You can’t compare people to pigs (actually, maybe you can at times). But could Lulu’s story be a metaphor for courage? Can you see how interdisciplinary this story could be? What if a whole grade level, or even a whole school, used a story like this to introduce a character trait such as courage, perhaps using a theme such as “The Courage to Contribute”? You may already be able to see how Lulu’s story can connect to multiple subjects, but if not here are some quick ideas:

  • Language arts. Write a story about when you were brave enough to do something you didn’t think you could do.
  • Science. Research about pigs. Learn how intelligent they are. What kinds of contributions have been gained from pigs? Learn about bomb-sniffing pigs. Does a pig have something in its instinct that could inspire people to have courage?
  • Math. Conduct a survey of class or school to find out what people think of pigs. Give them choices, such as “dirty,” “brave,” “smart,” and “pets.” Students can calculate what percent of people gave each answer (on their own or with help). Then have students make a graph or chart. This can lead to a discussion of how easy it can be to misjudge someone without knowing who they are or the contributions they have made.
  • Social studies. Contributions from the pig include meat, medicines, and industrial products. But pigs are also faithful pets and good bomb-sniffers. People don’t often think of pigs as contributors. Ask: “Could some people lack the courage to make contributions—even if they have the skills to do so? Could this happen because other people don’t really understand them?”
  • Social and emotional connection. Yes, stories of animals and nature can conjure up empathy in young people. If the story of the animal touches their hearts, they will better remember and learn the good character trait and will benefit from emotional growth.

Students can benefit socially and emotionally from inspiring stories from nature. Of course, you would follow up the stories with discussion and activities. The metaphor or story gives you the hook on which to hang the character trait. Kids will remember the story. Then they can remember the trait. If you have an imagination for metaphors, you will see many ways nature might help you teach a good character trait across the curriculum. Here are a few.

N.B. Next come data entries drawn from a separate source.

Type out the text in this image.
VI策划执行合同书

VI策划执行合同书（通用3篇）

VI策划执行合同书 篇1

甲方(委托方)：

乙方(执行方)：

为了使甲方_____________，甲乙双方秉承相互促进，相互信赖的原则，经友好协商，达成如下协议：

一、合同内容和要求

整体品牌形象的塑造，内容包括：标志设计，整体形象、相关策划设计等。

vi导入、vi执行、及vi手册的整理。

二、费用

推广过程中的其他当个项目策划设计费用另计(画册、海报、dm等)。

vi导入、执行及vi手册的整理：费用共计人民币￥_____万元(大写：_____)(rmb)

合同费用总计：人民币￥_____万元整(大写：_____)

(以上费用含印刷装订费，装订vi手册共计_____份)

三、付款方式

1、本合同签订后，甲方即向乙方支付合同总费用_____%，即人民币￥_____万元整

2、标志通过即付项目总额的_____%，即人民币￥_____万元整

  • Endurance. Bristlecone pine trees that live on craggy, windy cliffs with little water are the oldest living trees. Connection: Living in difficult places or with problems can make you stronger.
  • Caution. Box jellyfish are beautiful but deadly. They look like delicate dancers but have 5,000 stinging cells. Connection: Things are not always what they seem to be. Make good choices about where you go in order to be safe. The best way to be safe is to stay away from dangerous places.
  • Loyalty, cooperation, sharing, and unity. Gray wolves are very loyal. They cooperate, stick together, and share their food. They usually mate for life. Some experts think that wolves mourn when a pack member dies. Wolves will sacrifice their lives to protect the family unit. These behaviors keep the gray wolf alive and the pack strong. Connection: If we stick together and help one another, we will be a stronger team, class, group, or family. This involves sharing, cooperating, and sticking up for one another.

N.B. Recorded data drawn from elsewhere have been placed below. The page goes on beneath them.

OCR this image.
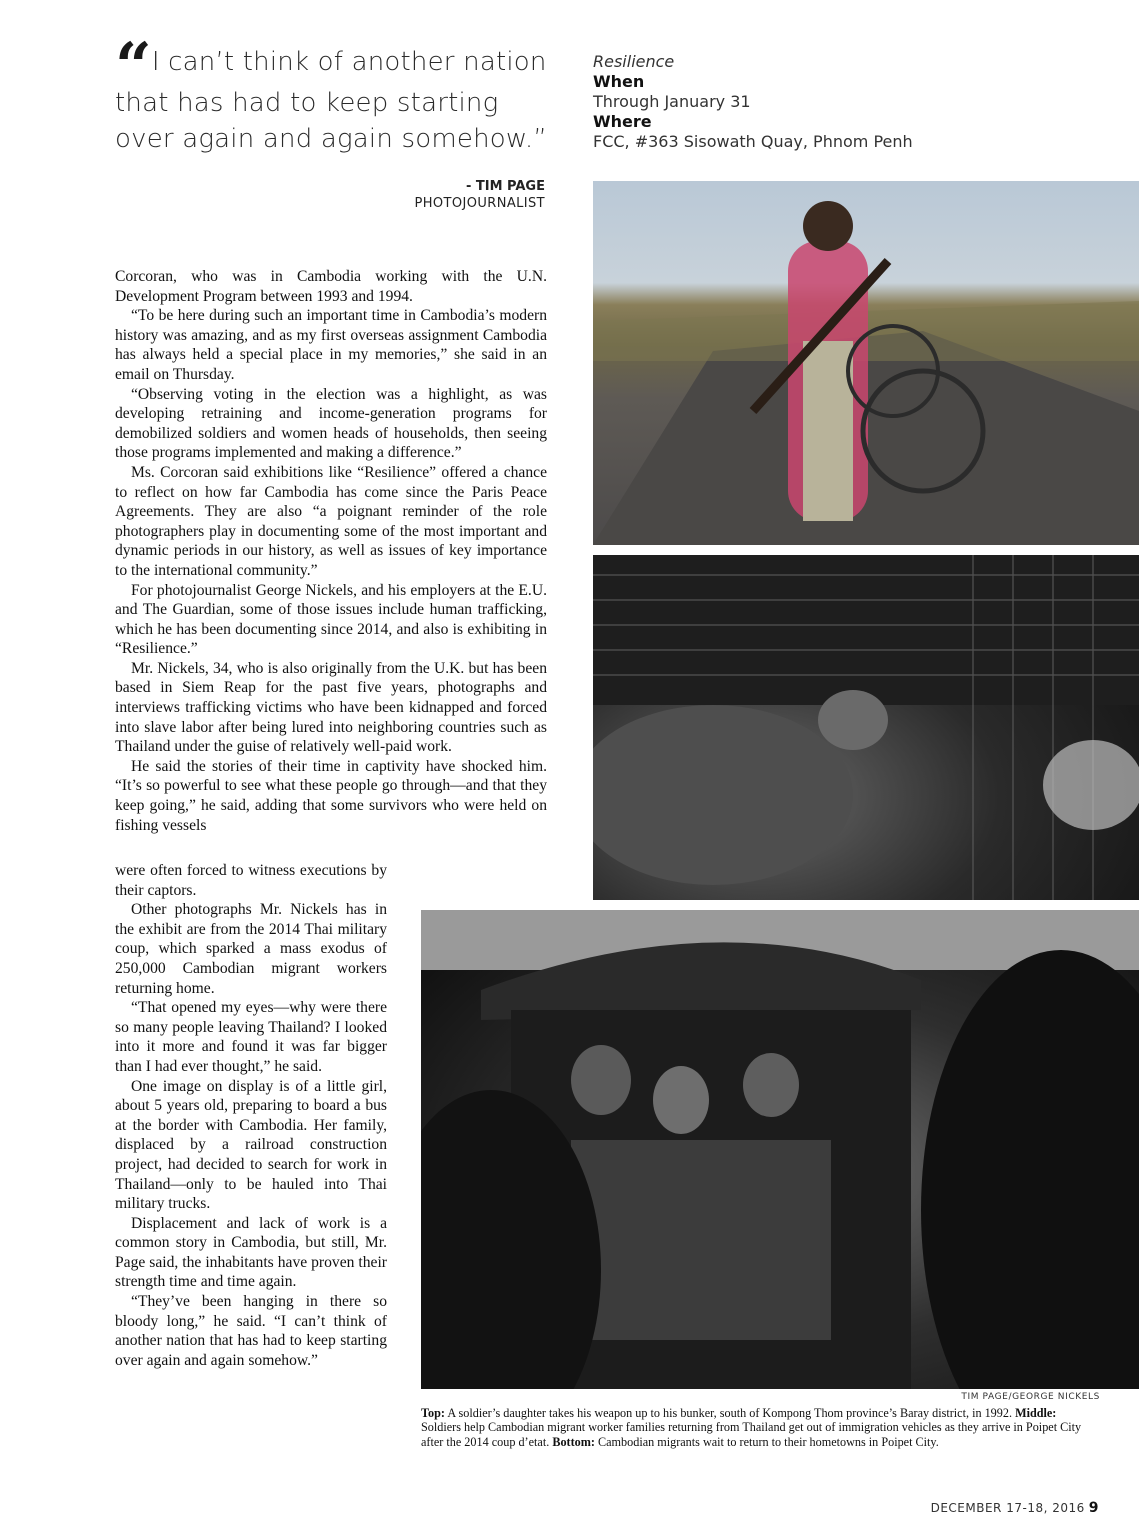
“ I can’t think of another nation that has had to keep starting over again and again somehow.”
- TIM PAGE
PHOTOJOURNALIST
Resilience
When
Through January 31
Where
FCC, #363 Sisowath Quay, Phnom Penh

Corcoran, who was in Cambodia working with the U.N. Development Program between 1993 and 1994.

“To be here during such an important time in Cambodia’s modern history was amazing, and as my first overseas assignment Cambodia has always held a special place in my memories,” she said in an email on Thursday.

“Observing voting in the election was a highlight, as was developing retraining and income-generation programs for demobilized soldiers and women heads of households, then seeing those programs implemented and making a difference.”

Ms. Corcoran said exhibitions like “Resilience” offered a chance to reflect on how far Cambodia has come since the Paris Peace Agreements. They are also “a poignant reminder of the role photographers play in documenting some of the most important and dynamic periods in our history, as well as issues of key importance to the international community.”

For photojournalist George Nickels, and his employers at the E.U. and The Guardian, some of those issues include human trafficking, which he has been documenting since 2014, and also is exhibiting in “Resilience.”

Mr. Nickels, 34, who is also originally from the U.K. but has been based in Siem Reap for the past five years, photographs and interviews trafficking victims who have been kidnapped and forced into slave labor after being lured into neighboring countries such as Thailand under the guise of relatively well-paid work.

He said the stories of their time in captivity have shocked him. “It’s so powerful to see what these people go through—and that they keep going,” he said, adding that some survivors who were held on fishing vessels

were often forced to witness executions by their captors.

Other photographs Mr. Nickels has in the exhibit are from the 2014 Thai military coup, which sparked a mass exodus of 250,000 Cambodian migrant workers returning home.

“That opened my eyes—why were there so many people leaving Thailand? I looked into it more and found it was far bigger than I had ever thought,” he said.

One image on display is of a little girl, about 5 years old, preparing to board a bus at the border with Cambodia. Her family, displaced by a railroad construction project, had decided to search for work in Thailand—only to be hauled into Thai military trucks.

Displacement and lack of work is a common story in Cambodia, but still, Mr. Page said, the inhabitants have proven their strength time and time again.

“They’ve been hanging in there so bloody long,” he said. “I can’t think of another nation that has had to keep starting over again and again somehow.”

TIM PAGE/GEORGE NICKELS
Top: A soldier’s daughter takes his weapon up to his bunker, south of Kompong Thom province’s Baray district, in 1992. Middle: Soldiers help Cambodian migrant worker families returning from Thailand get out of immigration vehicles as they arrive in Poipet City after the 2014 coup d’etat. Bottom: Cambodian migrants wait to return to their hometowns in Poipet City.
DECEMBER 17-18, 2016 9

Nature is a powerful teaching tool that is at our fingertips. It is always out there—outside a window, on paths we walk, up in the sky. It is a teacher’s natural visual aid and costs nothing but respect.

Consider the story of the Cherokee grandfather who was teaching his grandson about two wolves that were struggling inside a man. One was evil (anger, greed), and the other good (kindness, empathy). The grandson thought about it for a minute and asked, “Which wolf will win?” The grandfather said simply, “The one you feed.”

¹Barbara A. Lewis, Building Character with True Stories from Nature, Free Spirit Publishing, 2012.